Turbo Kid is the ultimate midnight movie. It’s a delightfully violent adventure loaded with outrageous kills and gore set to the tune of an especially energizing, heavy synth score that riled up the SXSW crowd big time, myself included.
The story centers on an unnamed character known as The Kid (Munro Chambers). He was orphaned at a young age so has grown up in a post-apocalyptic world all on his own scavenging and selling what he finds in order to survive. Most of the time he trades his loot for precious and very scarce necessities like bottles of water, but every so often he scores a Turbo Kid comic as well. He’s managed to keep to himself for years, but now he’s got no choice, but to stand up to the nefarious leader of the region, Zeus (Michael Ironside), in order to save the day and get the girl, too.
This may sound odd when the film shows one guy’s guts being ripped out and another innocent victim getting sliced and diced to pieces, but one of the best qualities of Turbo Kid is that its heart is in the right place. It’s certainly an extremely violent film, but it’s essentially about a kid getting to live his dream and save lives in the process, and who can’t get behind that mission?
And of course it also helps that Chambers has one heck of an on-screen presence. He barely says a thing for the first few minutes of the film, but there’s no stopping The Kid from tugging at your heartstrings when he sits on a swing-set and absolutely lights up while reading his Turbo Kid comic after a hard day’s work collecting garbage in the dismal environment. However, Chambers also has no trouble switching gears and turning The Kid into a very believable force to be reckoned with. He’s doe-eyed and a bit childish, but Chambers certainly manages to sell a convincing transformation while still holding on to an appropriate amount of that youthful innocence.
Laurence Leboeuf’s Apple, on the other hand, might take some getting used to. She pops up out of nowhere and ambushes The Kid while he’s quietly reading his comic. She’s in need of a new best friend, dubs him the one and then, despite his protest, follows him everywhere, and often far too close for comfort. She’s loud, intense and can be quite abrasive, but as the film progresses, she grows on you and proves her worth, which is the same effect she has on The Kid.
Based on the post-screening Q&A, it seems as though first time feature directors Francois Simard, Anouk Whissell and Yoann-Karl Whissell had an absolute blast making this movie and you can really feel it. Turbo Kid has this playful quality to it that compels you to let loose, embrace the characters and have fun no matter what. For anyone with a taste for 80s and 90s nostalgia, Turbo Kid delivers big from start to finish. There are countless unforgettable novelties including The Kid’s attachment to a View-Master, the Mad Max and BMX Bandits parallels, the design of The Kid’s Turbo Blaster, Le Matos’ synth pop score and more.
RKSS (the name of the trio’s filmmaking collective) has such a firm handle on the style and tone that the possibilities are endless.

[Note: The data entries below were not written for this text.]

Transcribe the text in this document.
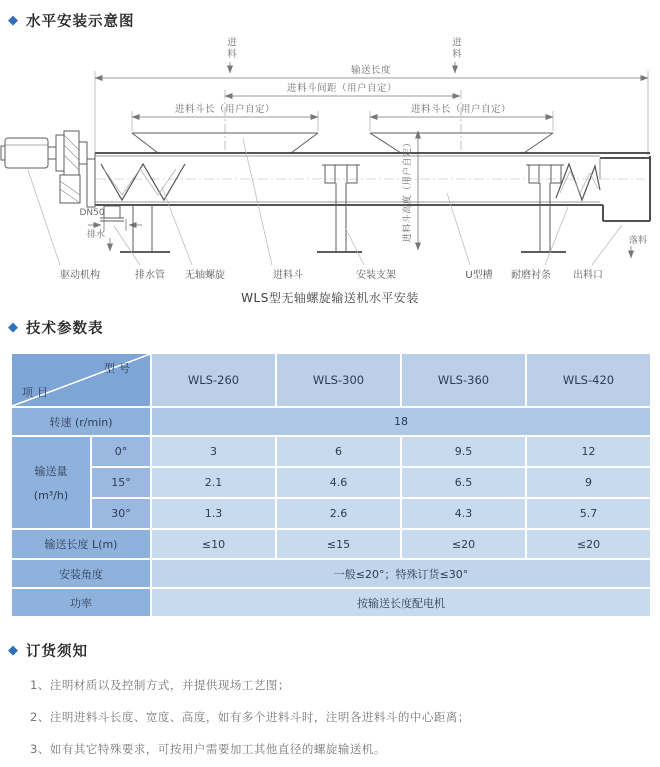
◆ 水平安装示意图
进料	进料
输送长度
进料斗间距（用户自定）
进料斗长（用户自定）	进料斗长（用户自定）
进料斗高度（用户自定）
DN50
排水
落料
驱动机构	排水管 无轴螺旋	进料斗	安装支架	U型槽 耐磨衬条 出料口
WLS型无轴螺旋输送机水平安装
◆ 技术参数表
型号
项目		WLS-260	WLS-300	WLS-360	WLS-420
转速 (r/min)		18			

输送量
(m³/h)	0°	3	6	9.5	12
	15°	2.1	4.6	6.5	9
	30°	1.3	2.6	4.3	5.7
输送长度 L(m)		≤10	≤15	≤20	≤20
安装角度		一般≤20°；特殊订货≤30°			
功率		按输送长度配电机			
◆ 订货须知
1、注明材质以及控制方式，并提供现场工艺图；
2、注明进料斗长度、宽度、高度，如有多个进料斗时，注明各进料斗的中心距离；
3、如有其它特殊要求，可按用户需要加工其他直径的螺旋输送机。
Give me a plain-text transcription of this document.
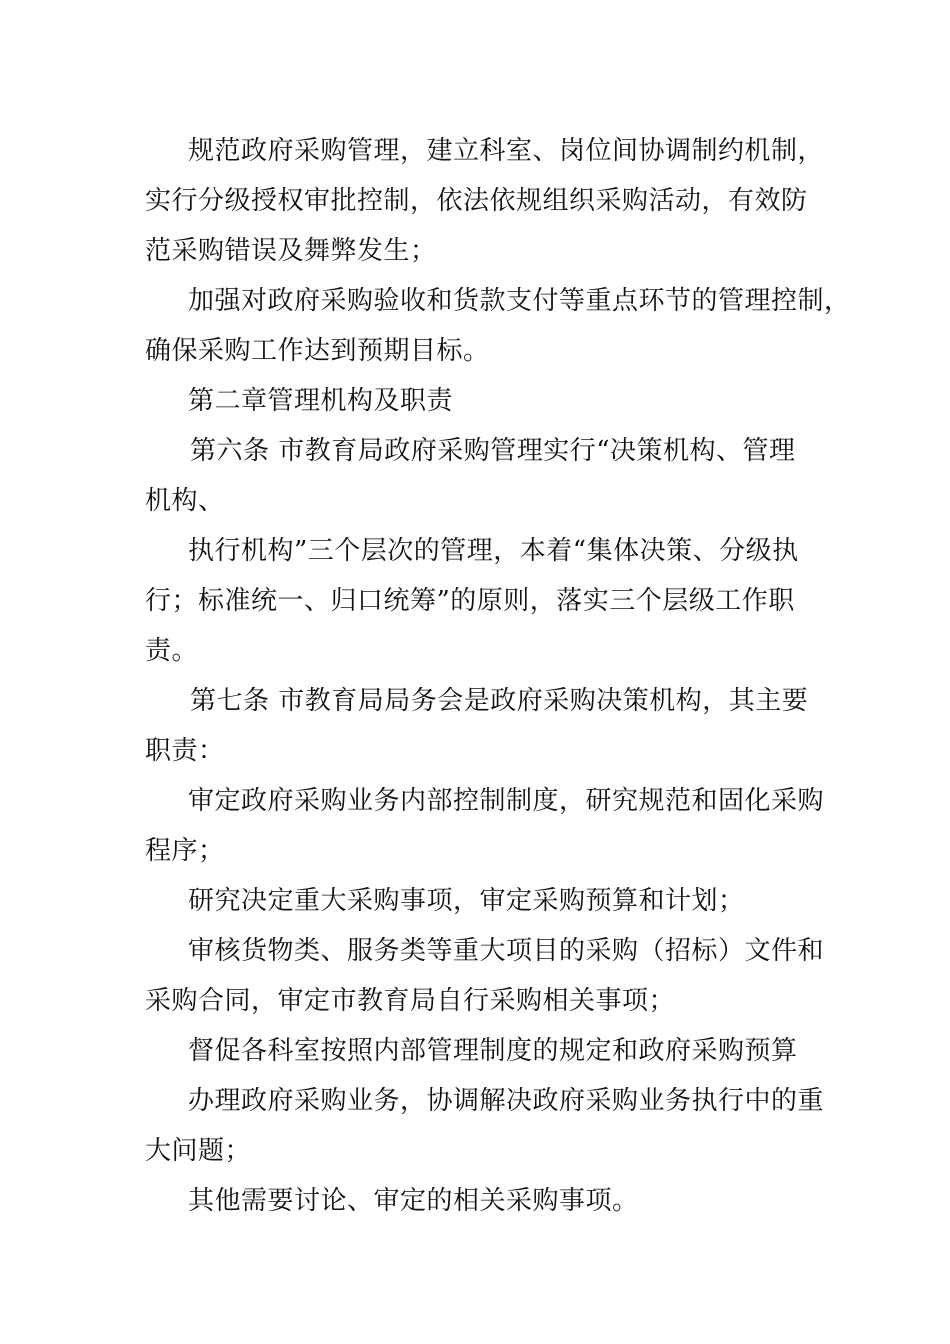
规范政府采购管理，建立科室、岗位间协调制约机制，
实行分级授权审批控制，依法依规组织采购活动，有效防
范采购错误及舞弊发生；
加强对政府采购验收和货款支付等重点环节的管理控制，
确保采购工作达到预期目标。
第二章管理机构及职责
第六条 市教育局政府采购管理实行“决策机构、管理
机构、
执行机构”三个层次的管理，本着“集体决策、分级执
行；标准统一、归口统筹”的原则，落实三个层级工作职
责。
第七条 市教育局局务会是政府采购决策机构，其主要
职责：
审定政府采购业务内部控制制度，研究规范和固化采购
程序；
研究决定重大采购事项，审定采购预算和计划；
审核货物类、服务类等重大项目的采购（招标）文件和
采购合同，审定市教育局自行采购相关事项；
督促各科室按照内部管理制度的规定和政府采购预算
办理政府采购业务，协调解决政府采购业务执行中的重
大问题；
其他需要讨论、审定的相关采购事项。
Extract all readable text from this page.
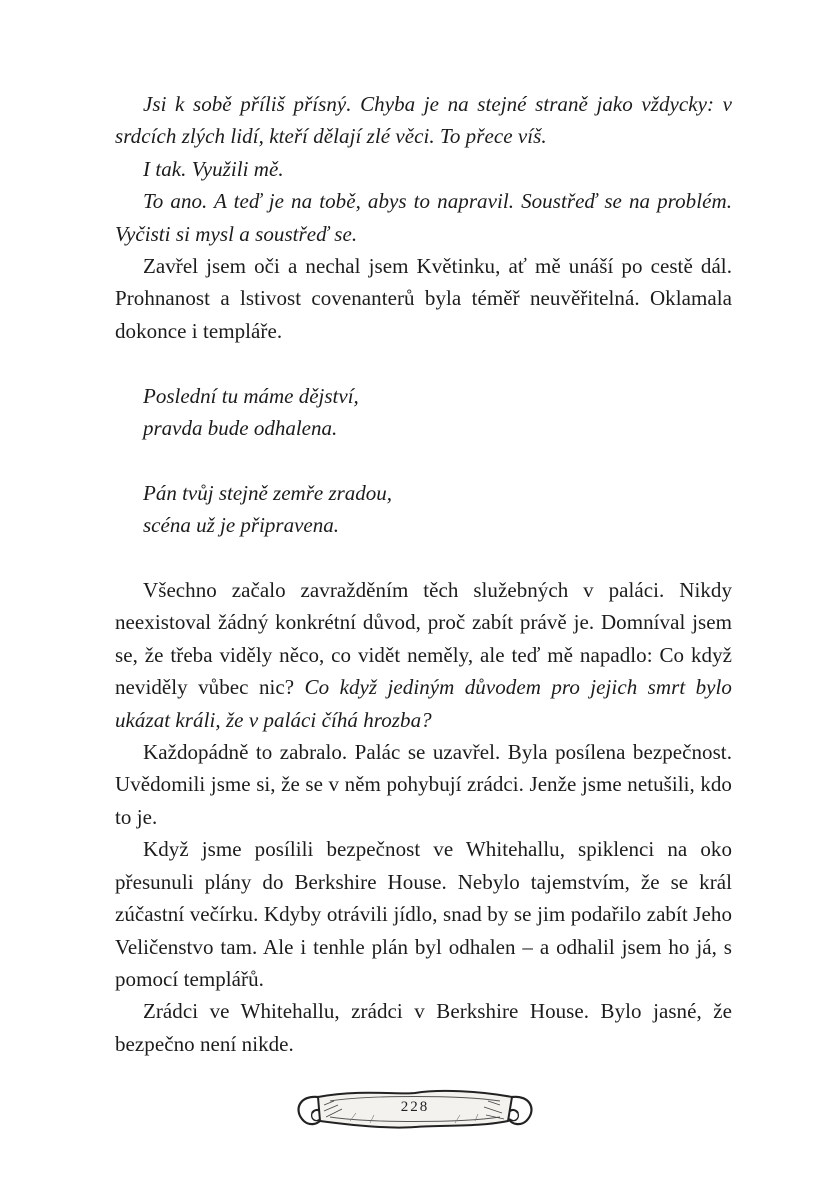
Jsi k sobě příliš přísný. Chyba je na stejné straně jako vždycky: v srdcích zlých lidí, kteří dělají zlé věci. To přece víš.

I tak. Využili mě.

To ano. A teď je na tobě, abys to napravil. Soustřeď se na problém. Vyčisti si mysl a soustřeď se.

Zavřel jsem oči a nechal jsem Květinku, ať mě unáší po cestě dál. Prohnanost a lstivost covenanterů byla téměř neuvěřitelná. Oklamala dokonce i templáře.

Poslední tu máme dějství,
pravda bude odhalena.
Pán tvůj stejně zemře zradou,
scéna už je připravena.

Všechno začalo zavražděním těch služebných v paláci. Nikdy neexistoval žádný konkrétní důvod, proč zabít právě je. Domníval jsem se, že třeba viděly něco, co vidět neměly, ale teď mě napadlo: Co když neviděly vůbec nic? Co když jediným důvodem pro jejich smrt bylo ukázat králi, že v paláci číhá hrozba?

Každopádně to zabralo. Palác se uzavřel. Byla posílena bezpečnost. Uvědomili jsme si, že se v něm pohybují zrádci. Jenže jsme netušili, kdo to je.

Když jsme posílili bezpečnost ve Whitehallu, spiklenci na oko přesunuli plány do Berkshire House. Nebylo tajemstvím, že se král zúčastní večírku. Kdyby otrávili jídlo, snad by se jim podařilo zabít Jeho Veličenstvo tam. Ale i tenhle plán byl odhalen – a odhalil jsem ho já, s pomocí templářů.

Zrádci ve Whitehallu, zrádci v Berkshire House. Bylo jasné, že bezpečno není nikde.

228
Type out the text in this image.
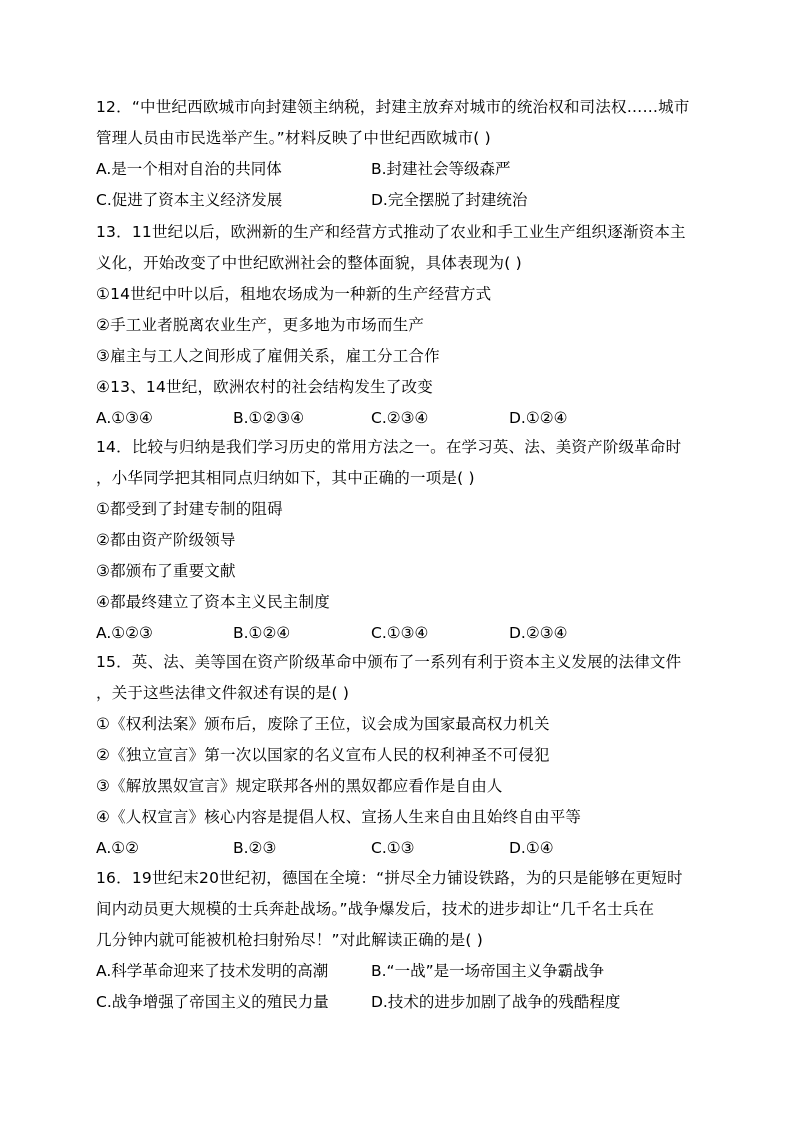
12．“中世纪西欧城市向封建领主纳税，封建主放弃对城市的统治权和司法权……城市
管理人员由市民选举产生。”材料反映了中世纪西欧城市( )
A.是一个相对自治的共同体	B.封建社会等级森严
C.促进了资本主义经济发展	D.完全摆脱了封建统治
13．11世纪以后，欧洲新的生产和经营方式推动了农业和手工业生产组织逐渐资本主
义化，开始改变了中世纪欧洲社会的整体面貌，具体表现为( )
①14世纪中叶以后，租地农场成为一种新的生产经营方式
②手工业者脱离农业生产，更多地为市场而生产
③雇主与工人之间形成了雇佣关系，雇工分工合作
④13、14世纪，欧洲农村的社会结构发生了改变
A.①③④	B.①②③④	C.②③④	D.①②④
14．比较与归纳是我们学习历史的常用方法之一。在学习英、法、美资产阶级革命时
，小华同学把其相同点归纳如下，其中正确的一项是( )
①都受到了封建专制的阻碍
②都由资产阶级领导
③都颁布了重要文献
④都最终建立了资本主义民主制度
A.①②③	B.①②④	C.①③④	D.②③④
15．英、法、美等国在资产阶级革命中颁布了一系列有利于资本主义发展的法律文件
，关于这些法律文件叙述有误的是( )
①《权利法案》颁布后，废除了王位，议会成为国家最高权力机关
②《独立宣言》第一次以国家的名义宣布人民的权利神圣不可侵犯
③《解放黑奴宣言》规定联邦各州的黑奴都应看作是自由人
④《人权宣言》核心内容是提倡人权、宣扬人生来自由且始终自由平等
A.①②	B.②③	C.①③	D.①④
16．19世纪末20世纪初，德国在全境：“拼尽全力铺设铁路，为的只是能够在更短时
间内动员更大规模的士兵奔赴战场。”战争爆发后，技术的进步却让“几千名士兵在
几分钟内就可能被机枪扫射殆尽！”对此解读正确的是( )
A.科学革命迎来了技术发明的高潮	B.“一战”是一场帝国主义争霸战争
C.战争增强了帝国主义的殖民力量	D.技术的进步加剧了战争的残酷程度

They’re very clearly paying homage to films like Mad Max, BMX Bandits and Evil Dead, but not in a way that just gives them an excuse to do things like throw in over-the-top playful carnage and include an especially theatrical villain. It’s certainly fun to connect the dots and enjoy pastime nods, but Turbo Kid is also very much its own thing as well. RKSS creates a rich, vibrant world and packs it to the brim with fun idiosyncrasies, details and characters. This post-apocalyptic version of 1997 is very much their own. They just establish it as a place where these throwbacks belong.